I have always wondered what social media would have had to say during World War I or World War II. I'm sure there would be an abundance of criticizers, riots, as well as meme pages making a mockery of the entire incident. We, as a people, like to make light of important things very often. It is a coping mechanism I think my generation has adopted.
On the night of the election, as I felt my heart sink within me, crying for hours upon hours, going to school late the next day, I scrolled through a bunch of stale jokes, memes, and other things making a gross mockery of a horrible saddening situation. I think, perhaps, this is why there is such a deep divide between millennials and the older generation.
The world has changed so drastically so quickly. There's online dating, apps that bring you food, our phones talk to us now, we communication with touches of a button as opposed to the vocal boxes that are within us. Life is different and with those changes have come pretty drastic adjustments.
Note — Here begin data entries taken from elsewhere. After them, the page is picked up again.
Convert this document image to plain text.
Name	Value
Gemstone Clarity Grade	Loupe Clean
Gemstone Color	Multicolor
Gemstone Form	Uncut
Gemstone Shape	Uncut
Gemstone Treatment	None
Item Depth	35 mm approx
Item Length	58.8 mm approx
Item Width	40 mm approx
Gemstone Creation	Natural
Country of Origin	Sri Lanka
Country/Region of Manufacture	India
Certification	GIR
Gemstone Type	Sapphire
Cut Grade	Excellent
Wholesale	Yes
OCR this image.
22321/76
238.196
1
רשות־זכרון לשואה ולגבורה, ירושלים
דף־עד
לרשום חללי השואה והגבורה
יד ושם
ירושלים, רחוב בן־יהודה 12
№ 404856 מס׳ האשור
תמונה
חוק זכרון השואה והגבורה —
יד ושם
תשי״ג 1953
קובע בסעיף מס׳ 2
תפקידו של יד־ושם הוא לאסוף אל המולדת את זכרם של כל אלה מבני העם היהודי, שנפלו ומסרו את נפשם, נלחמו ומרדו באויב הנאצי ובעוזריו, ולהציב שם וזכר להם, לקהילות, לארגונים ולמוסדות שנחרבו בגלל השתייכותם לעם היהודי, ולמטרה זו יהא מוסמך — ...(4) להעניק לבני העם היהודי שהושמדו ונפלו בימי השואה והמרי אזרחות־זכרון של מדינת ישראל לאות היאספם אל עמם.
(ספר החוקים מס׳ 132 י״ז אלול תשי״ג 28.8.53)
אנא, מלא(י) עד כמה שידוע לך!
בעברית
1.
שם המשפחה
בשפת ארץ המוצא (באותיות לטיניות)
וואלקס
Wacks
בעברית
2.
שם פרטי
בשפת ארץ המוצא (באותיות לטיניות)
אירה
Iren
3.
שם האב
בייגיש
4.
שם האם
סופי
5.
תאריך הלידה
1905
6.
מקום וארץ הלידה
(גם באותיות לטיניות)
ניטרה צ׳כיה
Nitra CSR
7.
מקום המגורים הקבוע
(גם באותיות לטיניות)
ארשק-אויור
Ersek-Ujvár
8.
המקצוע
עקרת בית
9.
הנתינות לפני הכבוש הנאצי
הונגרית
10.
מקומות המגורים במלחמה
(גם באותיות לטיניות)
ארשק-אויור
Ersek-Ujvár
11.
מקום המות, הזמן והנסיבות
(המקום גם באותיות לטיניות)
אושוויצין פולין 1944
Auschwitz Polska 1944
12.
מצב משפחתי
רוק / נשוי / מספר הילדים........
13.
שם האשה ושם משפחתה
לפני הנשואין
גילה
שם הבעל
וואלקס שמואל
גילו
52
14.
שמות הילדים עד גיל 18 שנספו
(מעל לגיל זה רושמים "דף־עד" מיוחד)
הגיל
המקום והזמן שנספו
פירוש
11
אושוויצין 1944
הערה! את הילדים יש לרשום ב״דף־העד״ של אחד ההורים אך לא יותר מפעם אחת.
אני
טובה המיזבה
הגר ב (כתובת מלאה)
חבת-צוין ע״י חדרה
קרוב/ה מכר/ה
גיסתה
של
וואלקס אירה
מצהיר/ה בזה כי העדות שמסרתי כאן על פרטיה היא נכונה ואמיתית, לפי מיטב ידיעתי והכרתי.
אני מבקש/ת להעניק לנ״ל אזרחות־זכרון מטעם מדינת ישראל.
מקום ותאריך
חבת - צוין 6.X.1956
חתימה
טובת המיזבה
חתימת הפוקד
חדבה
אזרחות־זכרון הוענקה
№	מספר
I find myself sad a lot. I feel very alone through the hollow surroundings of the screen. Although there are times where all I want to do is be in my bed, typing up stories or watching my favorite YouTubers I find that sometimes the screen brings a sort of loneliness that I have lived with for a while and truthfully can't imagine living without.
The world is a huge place but the virtual reality we have created makes it feel a little smaller.
What you do with this information is your choice.
That choice could determine your destiny.